«Wiedergutmachung ist möglich»

Hans Fässler präsentierte im Historischen Verein sein Buch über die Schweiz und die Sklaverei. Ob es am Ende ein Bestseller wird, wird sich zeigen. Zurzeit stösst Hans Fässlers Buch «Reise in Schwarz-Weiss» jedenfalls auf grosses Interesse.

P
eter Müller

Dass hinter Fässlers Buch nicht nur Historiker-Handwerk, sondern auch viel Leidenschaft und politisches Engagement steckt, merkte man beim Vortrag im Historischen Verein bald. Der Autor erklärte ohne Umschweife, dass die «sachliche Unparteilichkeit», die gewöhnlich von Historikern verlangt werde, für ihn beim Thema Sklaverei nicht in Frage gekommen sei. Im Grunde spiegelt und bricht sich in diesem Buch sein gesamtes, langjähriges Engagement als SP-Politiker. Das ist nicht unproblematisch: «Reise in Schwarz-Weiss» ist nicht untendenziös und macht geografisch, zeitlich und historisch-politisch oft rechte Sprünge. Umgekehrt ist aber gerade das auch sehr anregend und fordert zu eigenem Nachdenken heraus.
Wichtige Horizonterweiterung

«Neuland», wie ein Zuhörer vermutete, betritt Fässler hier allerdings nicht. Zum Thema «Die Schweiz und die Sklaverei» gab es schon vorher einzelne Aufsätze, und etwa zeitgleich mit Fässlers Buch entstanden in der Romandie und in Basel zwei andere Bücher: Ende der 90er Jahre, nach dem Ende des Kalten Krieges, war die Zeit für dieses Thema gemäss Fässler einfach reif. Zudem wurden die Stimmen aus dem schwarzen Lager immer zahlreicher und lauter, und mit ihnen die Rufe nach Wiedergutmachung.

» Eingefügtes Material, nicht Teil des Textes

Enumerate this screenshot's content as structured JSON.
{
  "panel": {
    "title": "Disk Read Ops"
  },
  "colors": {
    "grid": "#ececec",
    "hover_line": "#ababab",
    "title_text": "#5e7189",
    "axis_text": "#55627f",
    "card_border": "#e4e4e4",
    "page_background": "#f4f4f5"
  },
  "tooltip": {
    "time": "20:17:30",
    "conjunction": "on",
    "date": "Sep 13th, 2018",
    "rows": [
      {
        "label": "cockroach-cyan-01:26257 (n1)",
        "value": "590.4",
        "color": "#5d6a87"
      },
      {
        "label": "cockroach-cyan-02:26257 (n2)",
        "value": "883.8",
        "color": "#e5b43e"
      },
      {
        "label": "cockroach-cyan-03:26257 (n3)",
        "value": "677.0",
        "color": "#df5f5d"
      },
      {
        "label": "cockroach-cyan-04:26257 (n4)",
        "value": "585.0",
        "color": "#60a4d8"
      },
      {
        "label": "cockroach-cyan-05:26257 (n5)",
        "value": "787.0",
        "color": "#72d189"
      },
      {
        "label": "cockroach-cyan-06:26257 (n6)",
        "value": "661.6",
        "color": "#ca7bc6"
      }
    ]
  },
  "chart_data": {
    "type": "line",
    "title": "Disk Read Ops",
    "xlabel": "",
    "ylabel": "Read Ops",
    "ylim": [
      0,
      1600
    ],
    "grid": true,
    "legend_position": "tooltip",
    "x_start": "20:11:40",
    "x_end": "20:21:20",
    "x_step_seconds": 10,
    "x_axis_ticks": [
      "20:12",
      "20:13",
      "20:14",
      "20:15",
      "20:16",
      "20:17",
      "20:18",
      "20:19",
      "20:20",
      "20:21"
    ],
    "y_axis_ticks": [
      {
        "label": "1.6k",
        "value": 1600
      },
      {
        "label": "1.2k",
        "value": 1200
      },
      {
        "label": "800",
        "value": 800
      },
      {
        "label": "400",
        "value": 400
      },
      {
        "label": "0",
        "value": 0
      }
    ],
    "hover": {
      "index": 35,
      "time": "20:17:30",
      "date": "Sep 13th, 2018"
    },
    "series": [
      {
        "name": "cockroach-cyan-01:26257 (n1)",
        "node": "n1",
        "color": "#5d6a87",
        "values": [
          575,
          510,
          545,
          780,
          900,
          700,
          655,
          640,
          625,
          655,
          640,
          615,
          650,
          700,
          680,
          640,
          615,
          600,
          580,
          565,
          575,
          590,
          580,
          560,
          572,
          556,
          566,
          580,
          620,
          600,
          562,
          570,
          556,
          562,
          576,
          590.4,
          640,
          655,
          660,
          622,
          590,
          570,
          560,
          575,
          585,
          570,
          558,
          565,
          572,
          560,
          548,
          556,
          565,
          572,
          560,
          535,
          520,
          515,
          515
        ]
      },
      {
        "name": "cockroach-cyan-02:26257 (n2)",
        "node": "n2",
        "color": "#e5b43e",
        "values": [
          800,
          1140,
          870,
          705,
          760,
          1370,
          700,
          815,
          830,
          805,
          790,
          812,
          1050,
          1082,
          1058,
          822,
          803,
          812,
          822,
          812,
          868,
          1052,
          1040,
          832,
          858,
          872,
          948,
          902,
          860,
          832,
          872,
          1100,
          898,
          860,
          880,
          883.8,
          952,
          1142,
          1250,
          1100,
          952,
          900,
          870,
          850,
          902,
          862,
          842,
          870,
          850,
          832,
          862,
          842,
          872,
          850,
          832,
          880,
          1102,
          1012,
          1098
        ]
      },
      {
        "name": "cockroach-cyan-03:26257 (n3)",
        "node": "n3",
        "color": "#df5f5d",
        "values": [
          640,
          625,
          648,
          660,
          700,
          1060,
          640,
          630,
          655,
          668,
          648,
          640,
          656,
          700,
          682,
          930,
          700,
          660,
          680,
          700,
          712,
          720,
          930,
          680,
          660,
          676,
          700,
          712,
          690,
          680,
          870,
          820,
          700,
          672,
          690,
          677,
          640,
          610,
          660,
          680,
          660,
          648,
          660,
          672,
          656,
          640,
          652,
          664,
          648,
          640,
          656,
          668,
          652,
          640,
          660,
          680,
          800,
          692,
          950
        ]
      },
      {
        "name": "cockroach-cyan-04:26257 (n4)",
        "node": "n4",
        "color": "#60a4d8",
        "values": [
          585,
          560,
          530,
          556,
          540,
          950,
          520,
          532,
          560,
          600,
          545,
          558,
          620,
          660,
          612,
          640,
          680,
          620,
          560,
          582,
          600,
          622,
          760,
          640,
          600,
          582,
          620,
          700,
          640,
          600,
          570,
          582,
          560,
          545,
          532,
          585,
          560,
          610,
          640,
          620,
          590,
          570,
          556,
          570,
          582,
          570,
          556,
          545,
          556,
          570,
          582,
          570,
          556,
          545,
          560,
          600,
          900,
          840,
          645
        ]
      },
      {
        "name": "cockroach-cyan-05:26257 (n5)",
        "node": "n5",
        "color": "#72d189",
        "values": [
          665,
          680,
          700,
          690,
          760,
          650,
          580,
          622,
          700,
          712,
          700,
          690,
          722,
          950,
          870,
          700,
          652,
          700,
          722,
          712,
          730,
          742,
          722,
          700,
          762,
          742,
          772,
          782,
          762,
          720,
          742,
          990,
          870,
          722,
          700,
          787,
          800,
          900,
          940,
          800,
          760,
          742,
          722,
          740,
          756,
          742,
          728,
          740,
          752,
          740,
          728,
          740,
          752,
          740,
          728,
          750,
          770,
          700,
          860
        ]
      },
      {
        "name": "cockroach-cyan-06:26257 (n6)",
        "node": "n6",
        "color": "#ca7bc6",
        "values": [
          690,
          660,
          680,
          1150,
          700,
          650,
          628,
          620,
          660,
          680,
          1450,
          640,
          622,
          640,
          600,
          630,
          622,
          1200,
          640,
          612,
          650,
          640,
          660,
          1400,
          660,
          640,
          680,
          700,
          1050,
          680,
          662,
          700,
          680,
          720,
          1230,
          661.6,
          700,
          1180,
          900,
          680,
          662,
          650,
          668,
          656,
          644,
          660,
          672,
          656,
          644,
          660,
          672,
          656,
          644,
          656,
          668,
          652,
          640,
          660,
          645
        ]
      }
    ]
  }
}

Wichtige Horizonterweiterungen liefert «Reise in Schwarz-Weiss» gleichwohl, zumal es im Gegensatz zu den andern zwei Büchern nicht als akademische Studie geschrieben ist. Fässler erwähnte als Beispiel einen pensionierten Lehrerkollegen, der ihn angerufen habe: «Ich habe zwar einiges über die Appenzeller Plattstichweberei publiziert, aber erst jetzt ist mir aufgegangen, woher die Baumwolle dazu stammte.» Warum kam man nicht vorher darauf? Fässlers Buch illustriert letztlich schön, dass jede Zeit ihre eigenen Fragen an die Geschichte hat.

«Wegwerf-Menschen»

Wird die Rolle der Schweiz in der Geschichte der Sklaverei letztlich aber nicht überschätzt? Ist am Ende sogar die seltsam masochistische Sehnsucht, «zu den Tätern gehört zu haben», im Spiel, wie der rechtsbürgerliche Leiter der Eidgenössischen Militärbibliothek den Autor in einem Mail provokativ fragte? Hans Fässler zeigt sich hier durchaus selbstkritisch. Letztlich ist für ihn aber die Zahl entscheidend. Nach Schätzungen von Historikern betrug der Anteil der Schweiz am transatlantischen Sklavenhandel ein bis zwei Prozent. «Das sind ein bis zwei Prozent zu viel». Zudem sei das Problem noch keineswegs Geschichte. Insbesondere in Haiti brenne es vielen Leuten noch immer unter den Nägeln, zumal die Frage der Wiedergutmachung noch immer offen sei. «Eine solche Wiedergutmachung ist schwierig, aber sicher möglich, wenn man sie ernsthaft will», meint Fässler. «Dazu braucht es eine Anzahl Schritte, eine gesellschaftliche Debatte und die Einbindung der Nachfahren der Opfer, das zeigte die Rehabilitierung von Paul Grüninger.» Zudem gebe es die Sklaverei noch heute. Nach Schätzungen von Experten leben rund 27 Millionen Menschen in Sklaverei oder sklaverei-ähnlichen Bedingungen. Fässler erwähnte in diesem Zusammenhang eine Studie, deren Titel man nicht so schnell vergisst: «Disposable People»? «Wegwerf-Menschen».